Comparison of Intravenous Ketorolac Tomethamine and Morphine Sulfate in the Treatment, of Post-operative Pain
- 1 January 1990
C.R.Brown, J.E. Moodie, V.M. Wild, L.J. Bynum: Comparison of Intravenous Ketorolac Tomethamine and Morphine Sulfate in the Treatment, of Post-operative Pain. Pharmacotherapy Volume 10, Number 6, Part 2, 1990. page 1165.

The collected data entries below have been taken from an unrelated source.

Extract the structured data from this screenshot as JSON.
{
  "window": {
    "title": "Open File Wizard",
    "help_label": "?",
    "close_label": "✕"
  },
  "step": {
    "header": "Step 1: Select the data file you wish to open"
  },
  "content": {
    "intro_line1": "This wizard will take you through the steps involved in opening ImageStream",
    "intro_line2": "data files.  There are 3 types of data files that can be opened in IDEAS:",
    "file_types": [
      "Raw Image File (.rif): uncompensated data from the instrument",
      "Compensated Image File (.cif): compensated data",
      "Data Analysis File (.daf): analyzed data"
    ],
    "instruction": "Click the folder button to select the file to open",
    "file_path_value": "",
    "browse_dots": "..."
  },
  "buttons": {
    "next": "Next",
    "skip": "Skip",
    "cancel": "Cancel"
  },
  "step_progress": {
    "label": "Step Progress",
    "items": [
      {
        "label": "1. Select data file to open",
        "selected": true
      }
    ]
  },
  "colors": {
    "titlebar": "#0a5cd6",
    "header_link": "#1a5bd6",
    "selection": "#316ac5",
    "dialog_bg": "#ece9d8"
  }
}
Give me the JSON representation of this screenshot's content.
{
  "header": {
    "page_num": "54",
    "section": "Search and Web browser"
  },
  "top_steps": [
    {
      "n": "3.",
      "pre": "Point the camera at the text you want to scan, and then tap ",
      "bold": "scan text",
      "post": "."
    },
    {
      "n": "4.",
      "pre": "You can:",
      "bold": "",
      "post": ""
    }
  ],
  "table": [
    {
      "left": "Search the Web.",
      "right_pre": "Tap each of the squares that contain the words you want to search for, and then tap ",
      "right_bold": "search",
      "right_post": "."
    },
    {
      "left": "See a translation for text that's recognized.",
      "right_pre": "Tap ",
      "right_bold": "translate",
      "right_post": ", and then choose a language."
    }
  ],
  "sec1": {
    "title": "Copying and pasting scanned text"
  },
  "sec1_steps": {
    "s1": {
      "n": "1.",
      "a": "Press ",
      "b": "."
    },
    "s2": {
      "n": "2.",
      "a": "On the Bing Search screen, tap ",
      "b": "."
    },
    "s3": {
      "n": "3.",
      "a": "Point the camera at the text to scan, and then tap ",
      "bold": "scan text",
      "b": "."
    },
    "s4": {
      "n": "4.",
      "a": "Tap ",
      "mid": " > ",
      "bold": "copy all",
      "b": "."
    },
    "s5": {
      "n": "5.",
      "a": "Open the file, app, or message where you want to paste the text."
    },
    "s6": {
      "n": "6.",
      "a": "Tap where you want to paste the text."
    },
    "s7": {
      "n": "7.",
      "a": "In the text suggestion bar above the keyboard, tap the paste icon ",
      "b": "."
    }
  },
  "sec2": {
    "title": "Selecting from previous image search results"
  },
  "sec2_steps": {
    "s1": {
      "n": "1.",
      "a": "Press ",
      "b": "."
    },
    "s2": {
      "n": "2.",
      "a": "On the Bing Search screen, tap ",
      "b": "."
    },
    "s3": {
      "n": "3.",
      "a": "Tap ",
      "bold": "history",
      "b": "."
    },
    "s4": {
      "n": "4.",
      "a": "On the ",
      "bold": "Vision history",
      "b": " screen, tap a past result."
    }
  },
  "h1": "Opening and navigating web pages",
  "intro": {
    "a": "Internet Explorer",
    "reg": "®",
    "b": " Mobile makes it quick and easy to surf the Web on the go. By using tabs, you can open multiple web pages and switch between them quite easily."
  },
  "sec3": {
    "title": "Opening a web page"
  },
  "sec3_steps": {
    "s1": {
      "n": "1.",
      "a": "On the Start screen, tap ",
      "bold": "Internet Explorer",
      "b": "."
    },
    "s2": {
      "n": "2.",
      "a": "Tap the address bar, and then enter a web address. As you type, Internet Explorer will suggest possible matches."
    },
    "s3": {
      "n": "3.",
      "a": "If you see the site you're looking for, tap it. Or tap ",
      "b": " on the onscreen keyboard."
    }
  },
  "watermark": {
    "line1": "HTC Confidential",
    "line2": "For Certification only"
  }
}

This study compared the efficacy and safety of ketorolac tromethamine and morphine sulfate in alleviating moderate or severe pain immediately after major surgery. One hundred twenty-two patients were randomly assigned to receive single intravenous injections of ketorolac 10 mg, ketorolac 30 mg, morphine 2 mg, or morphine 4 mg; patients could receive a second dose 15 minutes thereafter, upon request, and most received both available doses. Analgesic efficacy was measured by interviewing patients and assessing pain intensity and pain relief for 6 hours after the first medication administration. The two drugs showed a similar onset of action, peaking 1 hour after administration. When placed in order of descending efficacy, the mean scores for most efficacy measures fell into the following sequence: ketorolac 30 mg, ketorolac 10 mg, morphine 4 mg, and morphine 2 mg. There were no statistically significant differences among the two ketorolac doses and the high dose of morphine, but all three of these treatments were significantly superior to the low morphine dose. One patient who took morphine 4 mg withdrew because of drowsiness; other common adverse events reported included nausea, vomiting, somnolence, and dyspepsia. There were no statistically significant differences in the frequency of adverse events among the treatment groups. Intravenous ketorolac is effective for the treatment of postoperative pain.